The Post neglected to point out that Senator Lindsey Graham, a Republican often cited on budget issues, is apparently badly confused about the basics of the budget. A Post piece quoted Graham as saying:
"This offer doesn’t remotely deal with entitlement reform in a way to save Medicare, Medicaid and Social Security from imminent bankruptcy."
This statement is absurd on its face. Medicaid is paid out of general revenue, it makes no more sense to say that Medicaid faces bankruptcy than to say that the Commerce Department faces bankruptcy. While the same is true of Medicare Part B and Part D, the Hospital Insurance portion of the program (Part A) is funded by a trust fund with a designated revenue source that is first projected to face a shortfall in 2024. If the projections prove correct, at that point it would lack sufficient revenue to pay full benefits.

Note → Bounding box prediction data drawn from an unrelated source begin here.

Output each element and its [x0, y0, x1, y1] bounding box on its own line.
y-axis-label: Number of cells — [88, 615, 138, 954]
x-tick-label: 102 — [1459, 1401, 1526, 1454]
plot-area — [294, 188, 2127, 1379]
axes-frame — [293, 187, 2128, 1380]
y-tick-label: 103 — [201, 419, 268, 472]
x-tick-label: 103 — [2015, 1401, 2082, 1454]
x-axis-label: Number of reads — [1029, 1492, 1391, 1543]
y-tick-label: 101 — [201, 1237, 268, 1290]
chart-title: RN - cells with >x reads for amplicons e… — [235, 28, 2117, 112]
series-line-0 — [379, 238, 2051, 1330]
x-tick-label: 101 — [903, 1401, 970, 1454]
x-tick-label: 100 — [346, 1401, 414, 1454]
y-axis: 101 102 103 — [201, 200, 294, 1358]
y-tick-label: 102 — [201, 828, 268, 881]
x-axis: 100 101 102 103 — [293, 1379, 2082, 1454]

While this would be a problem, it is worth noting that, contrary to the criticisms made by Graham in the piece, President Obama's reforms have extended the projected solvency of the program from 2016 to 2024. They have also eliminated more than two-thirds of the projected 75-year shortfall.
In the case of Social Security, the projections from the Congressional Budget Office show that the program can pay all scheduled benefits through the year 2035 with no changes whatsoever. Even after that date it would be able to pay close to 80 percent of scheduled benefits for the rest of the century, leaving future beneficiaries with benefits that considerably exceed those of current retirees.
The Post should have pointed out that what Graham asserted was nonsense, since many readers may not have recognized this fact. Actually, this astounding gaffe should have been the focus of the piece, since Graham is often treated by the media as an expert on the budget. It is probably worth noting that Graham typically presents views on the budget that are similar to the Post's editors.